Mais tout ne peut pas reposer uniquement sur la production. Les autres niveaux des systèmes alimentaires doivent aussi contribuer. C’est pourquoi le rapport mentionne d’autres leviers comme la réduction des pertes et gaspillages avant et après récolte. En 2014, la FAO estimait déjà, pour l’Afrique Subsaharienne, des pertes entre 30 à 40 % pour la banane plantain, le manioc ou l’igname et 40 % pour les cultures légumières. Un autre levier se trouve dans la prise en compte de la nutrition au sein des politiques agricoles et commerciales. Cela permettrait de favoriser, au-delà des aliments riches en énergie tels que le riz et le maïs, également ceux riches en vitamines et en micronutriments, produits localement. Enfin, le rapport préconise de renforcer les politiques de protection sociale permettant d’accroître l’accessibilité des consommateurs les plus démunis à une alimentation saine.
Les solutions existent donc, pourquoi ne sont-elles pas appliquées ?

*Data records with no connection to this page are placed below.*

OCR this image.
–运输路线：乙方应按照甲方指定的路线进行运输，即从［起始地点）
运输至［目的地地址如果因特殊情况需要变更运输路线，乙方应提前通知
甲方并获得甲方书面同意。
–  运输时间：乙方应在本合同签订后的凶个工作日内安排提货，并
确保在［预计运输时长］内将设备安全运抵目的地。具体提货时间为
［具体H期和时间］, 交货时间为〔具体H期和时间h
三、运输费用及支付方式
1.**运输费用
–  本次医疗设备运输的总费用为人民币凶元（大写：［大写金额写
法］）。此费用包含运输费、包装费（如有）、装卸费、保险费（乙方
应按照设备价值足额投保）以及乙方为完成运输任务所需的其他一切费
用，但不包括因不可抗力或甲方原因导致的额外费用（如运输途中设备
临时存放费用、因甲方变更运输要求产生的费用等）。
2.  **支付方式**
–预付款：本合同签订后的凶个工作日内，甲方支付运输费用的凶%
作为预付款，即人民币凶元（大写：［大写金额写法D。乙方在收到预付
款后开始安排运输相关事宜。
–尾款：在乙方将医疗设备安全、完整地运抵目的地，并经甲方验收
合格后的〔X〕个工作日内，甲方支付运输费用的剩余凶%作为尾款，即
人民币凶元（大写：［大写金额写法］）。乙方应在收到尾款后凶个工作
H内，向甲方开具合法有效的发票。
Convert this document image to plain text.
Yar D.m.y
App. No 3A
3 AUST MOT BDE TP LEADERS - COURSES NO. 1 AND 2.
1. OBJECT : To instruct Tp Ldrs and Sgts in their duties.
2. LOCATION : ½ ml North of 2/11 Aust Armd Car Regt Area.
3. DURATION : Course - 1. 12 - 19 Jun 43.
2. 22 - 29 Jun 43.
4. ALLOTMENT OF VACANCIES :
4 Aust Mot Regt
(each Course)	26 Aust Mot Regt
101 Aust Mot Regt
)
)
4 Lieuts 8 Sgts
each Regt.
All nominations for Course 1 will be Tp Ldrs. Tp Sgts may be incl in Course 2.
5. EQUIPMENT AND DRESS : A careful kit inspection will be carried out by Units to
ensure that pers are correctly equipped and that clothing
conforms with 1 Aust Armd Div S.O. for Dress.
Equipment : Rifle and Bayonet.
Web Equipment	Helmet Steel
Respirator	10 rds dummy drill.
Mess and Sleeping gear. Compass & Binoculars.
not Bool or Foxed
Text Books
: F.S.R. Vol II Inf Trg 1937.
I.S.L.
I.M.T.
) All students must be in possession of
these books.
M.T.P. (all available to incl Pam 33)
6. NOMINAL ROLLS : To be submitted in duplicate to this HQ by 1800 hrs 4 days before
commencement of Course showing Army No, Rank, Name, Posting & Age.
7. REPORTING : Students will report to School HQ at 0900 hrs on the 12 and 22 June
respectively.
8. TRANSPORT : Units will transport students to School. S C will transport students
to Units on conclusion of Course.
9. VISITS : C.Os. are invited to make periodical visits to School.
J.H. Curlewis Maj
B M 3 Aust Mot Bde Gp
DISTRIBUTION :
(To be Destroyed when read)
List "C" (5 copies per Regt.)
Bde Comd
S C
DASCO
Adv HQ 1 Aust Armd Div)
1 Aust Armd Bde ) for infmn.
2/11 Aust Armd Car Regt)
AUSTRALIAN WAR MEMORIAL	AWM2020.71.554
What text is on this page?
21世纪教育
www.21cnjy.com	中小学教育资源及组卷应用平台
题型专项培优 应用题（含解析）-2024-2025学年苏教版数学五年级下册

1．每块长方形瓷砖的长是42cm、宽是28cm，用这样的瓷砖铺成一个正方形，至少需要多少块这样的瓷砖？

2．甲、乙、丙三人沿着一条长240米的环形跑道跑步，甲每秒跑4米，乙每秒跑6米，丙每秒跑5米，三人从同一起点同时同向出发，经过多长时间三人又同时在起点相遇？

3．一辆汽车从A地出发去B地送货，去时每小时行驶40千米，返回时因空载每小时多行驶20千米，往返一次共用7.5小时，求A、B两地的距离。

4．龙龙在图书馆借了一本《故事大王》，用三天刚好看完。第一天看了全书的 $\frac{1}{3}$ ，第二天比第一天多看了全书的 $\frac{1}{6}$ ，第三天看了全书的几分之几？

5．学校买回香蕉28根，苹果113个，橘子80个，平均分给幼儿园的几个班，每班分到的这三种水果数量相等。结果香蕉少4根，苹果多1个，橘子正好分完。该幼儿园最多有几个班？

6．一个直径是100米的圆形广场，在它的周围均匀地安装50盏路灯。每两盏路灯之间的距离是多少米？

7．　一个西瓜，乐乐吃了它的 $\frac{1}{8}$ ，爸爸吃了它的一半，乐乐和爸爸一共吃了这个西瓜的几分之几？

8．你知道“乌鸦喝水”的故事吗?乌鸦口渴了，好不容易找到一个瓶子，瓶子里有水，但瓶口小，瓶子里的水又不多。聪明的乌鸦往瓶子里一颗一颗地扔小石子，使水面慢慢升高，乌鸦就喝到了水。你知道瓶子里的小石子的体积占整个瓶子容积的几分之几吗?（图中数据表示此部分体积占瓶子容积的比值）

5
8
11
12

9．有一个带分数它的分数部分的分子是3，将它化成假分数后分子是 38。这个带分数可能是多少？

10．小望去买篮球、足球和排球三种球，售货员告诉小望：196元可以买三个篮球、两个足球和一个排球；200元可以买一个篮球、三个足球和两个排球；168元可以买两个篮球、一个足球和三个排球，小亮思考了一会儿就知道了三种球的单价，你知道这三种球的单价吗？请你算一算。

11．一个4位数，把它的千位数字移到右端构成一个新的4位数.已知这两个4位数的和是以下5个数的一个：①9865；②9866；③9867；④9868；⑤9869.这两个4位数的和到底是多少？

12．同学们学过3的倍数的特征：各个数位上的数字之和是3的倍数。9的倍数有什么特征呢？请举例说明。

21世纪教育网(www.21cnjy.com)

S. D. : Rien n’est dit dans le rapport sur le comment, et ce n’est d’ailleurs pas son rôle. Mais pour avancer concrètement, il convient de répondre à de nombreuses questions : comment augmenter la productivité (nouvelles semences, OGM, augmentation des intrants, agriculture de précision, agroécologie, mécanisation, etc.) ? Comment réduire les pertes et gaspillages (accès au marché, transformation, infrastructures de stockages, etc.) ? Comment mettre en place des politiques sociales qui ne soient pas déstabilisatrices ? Les questions se multiplient dès que nous rentrons dans l’application concrète, et que l’on cherche à respecter également les exigences environnementales et sociales précédemment mentionnées.
Il n’y a donc pas de solution miracle et chaque cas est spécifique. C’est pourquoi le Cirad met l’accent sur les approches territoriales du développement testées dans quelques pays. Celles-ci permettent de prendre en compte à la fois les dimensions systémique et locale. En partenariat avec la FAO et l'Union européenne, les scientifiques du Cirad conçoivent des méthodes de diagnostic simples des systèmes alimentaires, offrant des conclusions très opérationnelles et adaptées aux contextes locaux. Les travaux sur ces questions montrent que le rôle des PME en amont et en aval de la production, notamment pour ce qui est de la transformation ou la distribution, est fondamental. Enfin, le Cirad co-construit avec les acteurs des systèmes alimentaires les transformations de demain au-delà du secteur agricole et du clivage rural/urbain.
Ce dernier point est crucial : on ne peut faire sans les acteurs. La crise Covid a conduit les acteurs des systèmes alimentaires à modifier leurs pratiques, à s’adapter aux mesures de confinement et de distanciation sociale dans tous les pays. Quelles sont les stratégies mises en œuvre par ces acteurs, dans les villes, dans les campagnes ? Sont-elles temporaires ou pérennes ? Répondent-elles aux exigences de durabilité ? C’est ce que nous essayons de comprendre pour, avec nos partenaires, accompagner la transformation des systèmes alimentaires.